A partir de 1954, passou a chamar-se France-Observateur e os seus artigos a dar relevo à defesa dos direitos humanos, referenciando os indivíduos maltratados pela sociedade e pelo poder.

As guerras na Indochina e na Argélia foram motivo de fortes denúncias e críticas nesta publicação, considerando as preocupações dos seus mentores.

A partir de novembro de 1964, tendo em conta, novamente, algumas alterações, o jornal passou a designar-se Le Nouvel Observateur.

Pelo conjunto de publicações elencadas, pode concluir-se que a década de 50 em França, teve um forte domínio e influência da esquerda no poder, o que levou também a esquerda intelectual a endurecer a sua crítica face aos acontecimentos. Destes destacam-se as consequências nefastas que a guerra na Argélia deixou quer para os franceses, quer para o povo argelino, bem como a necessidade de defender os direitos humanos e dizer não aos conflitos armados.
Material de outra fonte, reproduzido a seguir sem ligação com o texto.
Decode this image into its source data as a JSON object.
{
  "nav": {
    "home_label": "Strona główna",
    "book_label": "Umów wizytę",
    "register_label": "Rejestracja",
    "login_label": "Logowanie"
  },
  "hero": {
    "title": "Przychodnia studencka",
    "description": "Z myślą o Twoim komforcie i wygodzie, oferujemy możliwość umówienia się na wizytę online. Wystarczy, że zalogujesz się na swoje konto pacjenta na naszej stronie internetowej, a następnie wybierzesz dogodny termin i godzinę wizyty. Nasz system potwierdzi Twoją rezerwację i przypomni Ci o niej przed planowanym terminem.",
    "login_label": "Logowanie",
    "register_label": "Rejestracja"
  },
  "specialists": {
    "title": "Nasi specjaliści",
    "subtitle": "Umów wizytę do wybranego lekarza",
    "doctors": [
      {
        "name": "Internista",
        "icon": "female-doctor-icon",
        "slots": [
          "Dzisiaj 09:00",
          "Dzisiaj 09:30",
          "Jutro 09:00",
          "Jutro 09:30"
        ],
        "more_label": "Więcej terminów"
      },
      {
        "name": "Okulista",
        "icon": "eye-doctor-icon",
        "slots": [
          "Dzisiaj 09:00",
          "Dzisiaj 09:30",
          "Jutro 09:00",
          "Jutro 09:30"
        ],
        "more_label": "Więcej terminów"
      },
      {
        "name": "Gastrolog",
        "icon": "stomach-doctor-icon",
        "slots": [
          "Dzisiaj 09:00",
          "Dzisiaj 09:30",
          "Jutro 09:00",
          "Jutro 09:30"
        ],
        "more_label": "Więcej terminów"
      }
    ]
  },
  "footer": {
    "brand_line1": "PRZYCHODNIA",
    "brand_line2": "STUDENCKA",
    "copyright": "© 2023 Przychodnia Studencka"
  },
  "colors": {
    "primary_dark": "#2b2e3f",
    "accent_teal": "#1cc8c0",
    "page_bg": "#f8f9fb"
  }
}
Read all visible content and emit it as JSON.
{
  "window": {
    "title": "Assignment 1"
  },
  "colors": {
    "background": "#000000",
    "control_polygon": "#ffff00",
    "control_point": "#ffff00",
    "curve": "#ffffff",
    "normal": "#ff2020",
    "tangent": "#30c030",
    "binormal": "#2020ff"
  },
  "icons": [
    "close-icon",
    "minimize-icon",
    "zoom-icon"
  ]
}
Intelectuais como Mauriac, Sartre, Claude Roy, Camus integravam o grupo daqueles que se insurgiam contra a guerra na Argélia e contra as torturas praticadas pelos franceses durante este conflito. Como sucedera no Affaire Dreyfus, os intelectuais pretendiam defender a verdade e a justiça, ainda que em 1958, a esquerda francesa não conseguisse revelar uma sinergia tão intensa quanto os dreyfusards haviam conseguido em 1899.

Unidos para denunciar a violação dos direitos humanos, conseguiram unir alguns nomes improváveis como foi o caso de Malraux e Mauriac.

Verifica-se, pois, que aquando dos principais acontecimentos que marcaram a vida dos franceses, da própria Europa e até do mundo, como foi o caso da Iª e da IIª Guerra

Mundial e mesmo aquando da Guerra Fria, é inquestionável a importância que os intelectuais sempre tiveram.

É notória a sua luta pela verdade e pela paz, a sua oposição ao fascismo totalitário e opressor que anula o ser humano e o reduz a um indivíduo inquieto mas submisso às leis de um ditador.

É, portanto, evidente que, ao longo da História da França, foram muitas as circunstâncias que comprovam que a ala dos intelectuais mais à direita foi notoriamente mais conservadora e nacionalista, defendendo ideais dogmáticos e fascisantes. Ao invés, a ala esquerda, de cariz mais progressista, mostrou-se sempre bem mais defensora dos direitos humanos e dos trabalhadores, lutando por uma maior hegemonia de classes.

Reitere-se que quando falamos de intelectuais e da sua forma de atuação engagée nesta luta pela igualdade, pela justiça e pela verdade, estamos, sem dúvida, e em primeira instância, a falar da França. Foi este o país, berço de homens de ideais audazes e sociologicamente evoluídos para o ser humano em geral, que contagiaram muitos outros, atravessando as fronteiras geográficas francesas. Foram os intelectuais franceses que tornaram viável a muitos outros, nomeadamente aos intelectuais portugueses, a abertura de caminhos, razões e coragem inabaláveis para desencadearem também formas de luta que conduzissem à liberdade e ao respeito pelos direitos dos cidadãos portugueses.